Wahl, a second-round pick by the Flames in 2009, is coming off a season where he missed all but 17 games due to head injuries sustained in a collision with Aaron Volpatti of the Manitoba Moose, and he’d been a healthy scratch for the Heat’s first four games this fall.
Ward explained the Seal Beach, Calif. native wasn’t able to crack the Heat lineup because he’s a pure centre who needs to play on one of the top two lines. Ben Walter and Paul Byron have a hammerlock on the top two spots on the depth chart.
“It wasn’t necessarily that Mitch did anything wrong here,” Ward said. “He’s got to get down there and play – get his game going, get his confidence going.”
BANCKS ON THE WAY BACK
Carter Bancks skated with the main group at practice on Wednesday for the first time since training camp. He’s been out with an upper-body injury.
All the way along, Ward has said he’d like Bancks to be at 100 per cent before he returns to the lineup – a nod to the kamikaze style he plays. He said there’s “a chance” he could play this weekend.
“He’s got to get through another day, for me, and see how he does,” Ward said. “I’m a little bit concerned about his conditioning level.”
Krys Kolanos was absent from practice Wednesday.
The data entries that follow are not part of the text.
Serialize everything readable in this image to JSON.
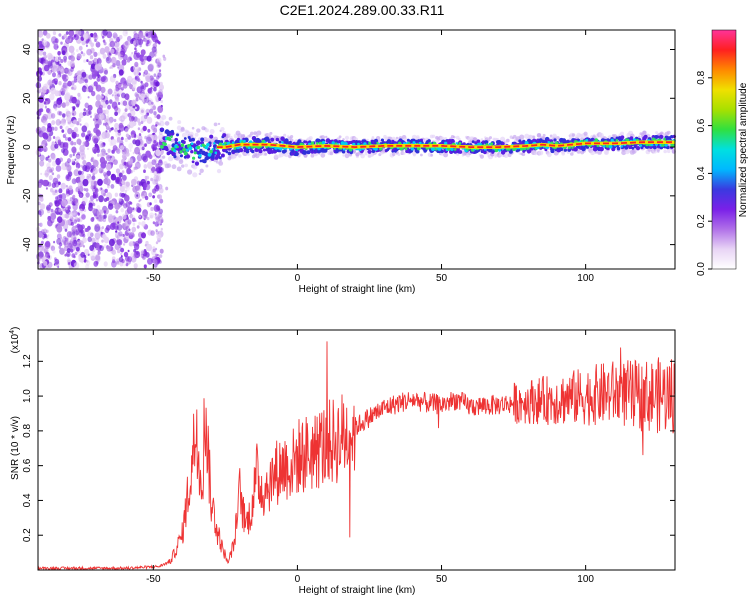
{
  "page": {
    "title": "C2E1.2024.289.00.33.R11"
  },
  "colors": {
    "spectrogram_background": "#ffffff",
    "noise_points": "#8a2be2",
    "snr_line": "#ee3333",
    "colorscale": [
      "#ffffff",
      "#e8d4f5",
      "#b070e8",
      "#7a20e8",
      "#3a3ae0",
      "#00b8ff",
      "#00e0e0",
      "#30e040",
      "#a8e000",
      "#f0e000",
      "#ff8800",
      "#ff2020",
      "#ff3399"
    ]
  },
  "chart_data": [
    {
      "type": "heatmap",
      "name": "spectrogram",
      "xlabel": "Height of straight line (km)",
      "ylabel": "Frequency (Hz)",
      "xlim": [
        -90,
        131
      ],
      "ylim": [
        -50,
        48
      ],
      "xticks": [
        -50,
        0,
        50,
        100
      ],
      "yticks": [
        -40,
        -20,
        0,
        20,
        40
      ],
      "noise_region_x": [
        -90,
        -47
      ],
      "signal_track": {
        "x": [
          -47,
          -40,
          -35,
          -30,
          -25,
          -20,
          -10,
          0,
          10,
          20,
          30,
          40,
          50,
          60,
          70,
          80,
          85,
          90,
          100,
          110,
          120,
          131
        ],
        "frequency": [
          3,
          0,
          -2,
          0,
          0,
          1,
          1,
          0,
          0.5,
          0,
          0.5,
          0.5,
          0.5,
          0,
          0,
          0.5,
          1,
          0.5,
          1.5,
          1.5,
          2,
          2
        ]
      },
      "colorbar": {
        "label": "Normalized spectral amplitude",
        "range": [
          0,
          1
        ],
        "ticks": [
          "0.0",
          "0.2",
          "0.4",
          "0.6",
          "0.8"
        ]
      }
    },
    {
      "type": "line",
      "name": "snr",
      "xlabel": "Height of straight line (km)",
      "ylabel": "SNR (10 * v/v)",
      "scale_label": "(x10",
      "scale_exponent": "4",
      "xlim": [
        -90,
        131
      ],
      "ylim": [
        0,
        1.38
      ],
      "xticks": [
        -50,
        0,
        50,
        100
      ],
      "yticks": [
        "0.2",
        "0.4",
        "0.6",
        "0.8",
        "1.0",
        "1.2"
      ],
      "x": [
        -90,
        -60,
        -48,
        -44,
        -40,
        -37,
        -35,
        -33,
        -32,
        -30,
        -28,
        -26,
        -24,
        -22,
        -20,
        -18,
        -16,
        -14,
        -12,
        -10,
        -8,
        -5,
        -2,
        0,
        5,
        10,
        15,
        20,
        25,
        30,
        35,
        40,
        45,
        50,
        55,
        60,
        70,
        80,
        90,
        100,
        110,
        120,
        131
      ],
      "y": [
        0.01,
        0.01,
        0.02,
        0.05,
        0.2,
        0.55,
        0.85,
        0.5,
        0.95,
        0.4,
        0.25,
        0.12,
        0.05,
        0.15,
        0.45,
        0.25,
        0.35,
        0.55,
        0.45,
        0.5,
        0.55,
        0.6,
        0.6,
        0.65,
        0.68,
        0.72,
        0.76,
        0.82,
        0.88,
        0.93,
        0.96,
        0.98,
        0.96,
        0.95,
        0.98,
        0.94,
        0.95,
        0.97,
        0.98,
        1.0,
        1.02,
        1.0,
        1.01
      ]
    }
  ]
}
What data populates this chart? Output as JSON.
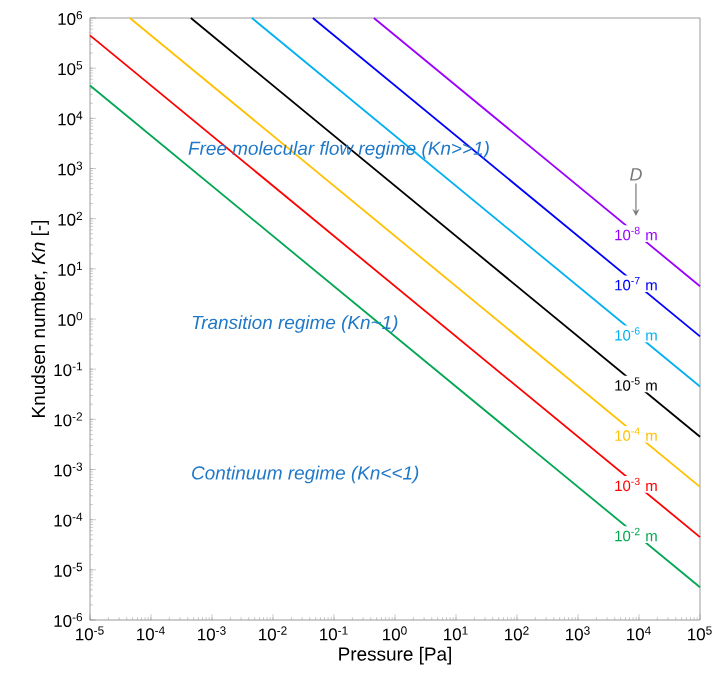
{
  "chart_data": {
    "type": "line",
    "log": "xy",
    "xlabel": "Pressure [Pa]",
    "ylabel": "Knudsen number, *Kn* [-]",
    "legend": false,
    "grid": false,
    "legend_title": "D",
    "xlim": [
      1e-05,
      100000.0
    ],
    "ylim": [
      1e-06,
      1000000.0
    ],
    "xticks": [
      {
        "value": 1e-05,
        "label": "10$^{-5}$"
      },
      {
        "value": 0.0001,
        "label": "10$^{-4}$"
      },
      {
        "value": 0.001,
        "label": "10$^{-3}$"
      },
      {
        "value": 0.01,
        "label": "10$^{-2}$"
      },
      {
        "value": 0.1,
        "label": "10$^{-1}$"
      },
      {
        "value": 1,
        "label": "10$^{0}$"
      },
      {
        "value": 10,
        "label": "10$^{1}$"
      },
      {
        "value": 100,
        "label": "10$^{2}$"
      },
      {
        "value": 1000,
        "label": "10$^{3}$"
      },
      {
        "value": 10000,
        "label": "10$^{4}$"
      },
      {
        "value": 100000,
        "label": "10$^{5}$"
      }
    ],
    "yticks": [
      {
        "value": 1e-06,
        "label": "10$^{-6}$"
      },
      {
        "value": 1e-05,
        "label": "10$^{-5}$"
      },
      {
        "value": 0.0001,
        "label": "10$^{-4}$"
      },
      {
        "value": 0.001,
        "label": "10$^{-3}$"
      },
      {
        "value": 0.01,
        "label": "10$^{-2}$"
      },
      {
        "value": 0.1,
        "label": "10$^{-1}$"
      },
      {
        "value": 1,
        "label": "10$^{0}$"
      },
      {
        "value": 10,
        "label": "10$^{1}$"
      },
      {
        "value": 100,
        "label": "10$^{2}$"
      },
      {
        "value": 1000,
        "label": "10$^{3}$"
      },
      {
        "value": 10000,
        "label": "10$^{4}$"
      },
      {
        "value": 100000,
        "label": "10$^{5}$"
      },
      {
        "value": 1000000,
        "label": "10$^{6}$"
      }
    ],
    "series": [
      {
        "name": "10$^{-2}$ m",
        "color": "#00a651",
        "x": [
          1e-05,
          100000.0
        ],
        "values": [
          45000.0,
          4.5e-06
        ]
      },
      {
        "name": "10$^{-3}$ m",
        "color": "#ff0000",
        "x": [
          1e-05,
          100000.0
        ],
        "values": [
          450000.0,
          4.5e-05
        ]
      },
      {
        "name": "10$^{-4}$ m",
        "color": "#ffc000",
        "x": [
          4.5e-05,
          100000.0
        ],
        "values": [
          1000000.0,
          0.00045
        ]
      },
      {
        "name": "10$^{-5}$ m",
        "color": "#000000",
        "x": [
          0.00045,
          100000.0
        ],
        "values": [
          1000000.0,
          0.0045
        ]
      },
      {
        "name": "10$^{-6}$ m",
        "color": "#00b0f0",
        "x": [
          0.0045,
          100000.0
        ],
        "values": [
          1000000.0,
          0.045
        ]
      },
      {
        "name": "10$^{-7}$ m",
        "color": "#0000ff",
        "x": [
          0.045,
          100000.0
        ],
        "values": [
          1000000.0,
          0.45
        ]
      },
      {
        "name": "10$^{-8}$ m",
        "color": "#9900ff",
        "x": [
          0.45,
          100000.0
        ],
        "values": [
          1000000.0,
          4.5
        ]
      }
    ],
    "annotations": [
      "Free molecular flow regime (*Kn*>>1)",
      "Transition regime (*Kn*~1)",
      "Continuum regime (*Kn*<<1)"
    ]
  }
}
He’s coming off major hip surgery, and is battling a lower-body injury.
ADMIRALS A STIFF TEST
The Milwaukee Admirals arrive in Abbotsford this weekend as one of only two remaining unbeaten teams in the AHL, along with the Worcester Sharks. Under the tutelage of rookie head coach Kirk Muller, the Predators’ affiliate has raced out to a 3-0-0 start.
“They’ve always been a classy organization, top-to-bottom through Nashville,” Ward said. “I’m not surprised they’re undefeated.
“We’ll have our hands full this weekend, and it’s about what we need, too. We need to find out where we stand within this league, and it’ll be a good measuring stick as to where we’re at.”